I still think there is a difference between "suspicion" (even as slight as you describe) and blanket searches.
There is a difference. Blanket or random searches require no suspicion. Suspicion means that you are depending on facts that you can clearly articulate to justify a Fourth Amendment seizure of someone (a detention) and to require them to identify themselves. The articulable facts can include suspicious behavior, manner of dress, not matching the environment you are in ("that guy just doesn't look like he lives in this area"), and so on. A seizure of a person can require that the officer, if something develops later on like a complaint or an arrest of the seized person, that he justify his actions in seizing the person to identify that person. If a random or blanket contact is used, there is some kind of justification or authority that is far above the individual officer to make such a stop and would be articulated in documents.
I'd have thought that random ID checks are not an exercise of 4th Amendment seizure as there is no reason to do the check.
Okay, whenever a government agent, with authority to do so, stops someone, it is a seizure under the Fourth Amendment. They are using their government authority to seize your person. If there is justification for the "seizure," then it is not "unreasonable" as stated in the Constitution. There has to be a lawful, empowering regulation or law to allow the seizure, immigration checkpoints, for instance. When there is a reasonable expectation that public safety is jeopardized, the random or blanket contact can be used to identify individuals, during that contact the officer/agent of the government is allowed to develop MORE suspicion that would allow an enforced detention to investigate criminal activity as long as the detention stays REASONABLE within the facts that he can articulate that justify the detention. There are court cases that give police strong guidelines to follow under these circumstances. So, to answer the question, depending on the risk to public safety and the possibility of an attack, a blanket or random contact system is justifiable. On the bus, after McVeigh and the two WTC attacks ('93 and 9/11) and the attack on the Pentagon in 9/11, government buildings are a high risk target and blanket and/or random searches are permitted as being REASONABLE by the courts because of the higher, inherent risk.
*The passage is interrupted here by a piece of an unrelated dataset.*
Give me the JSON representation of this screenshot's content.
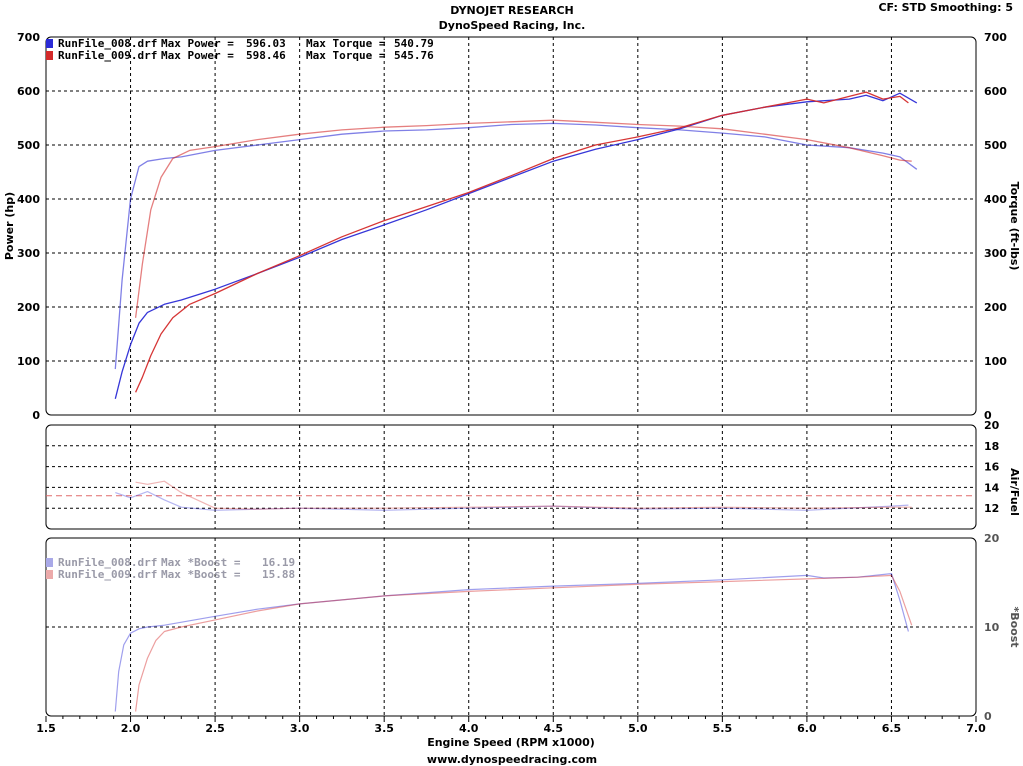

So, the two ideas of throwing out the drift net and seeing what we catch and a Fourth Amendment seizure of a person kind of closely interact if not overlap. The blanket search is still a Fourth Amendment seizure of a person when the demand for identification is made. But just chatting about who you are might be construed, by the courts, as a consensual encounter that you are free to walk away from, even if it gets around to a REQUEST to see your ID during that consensual encounter, and, therefore NOT a Fourth Amendment seizure of your person.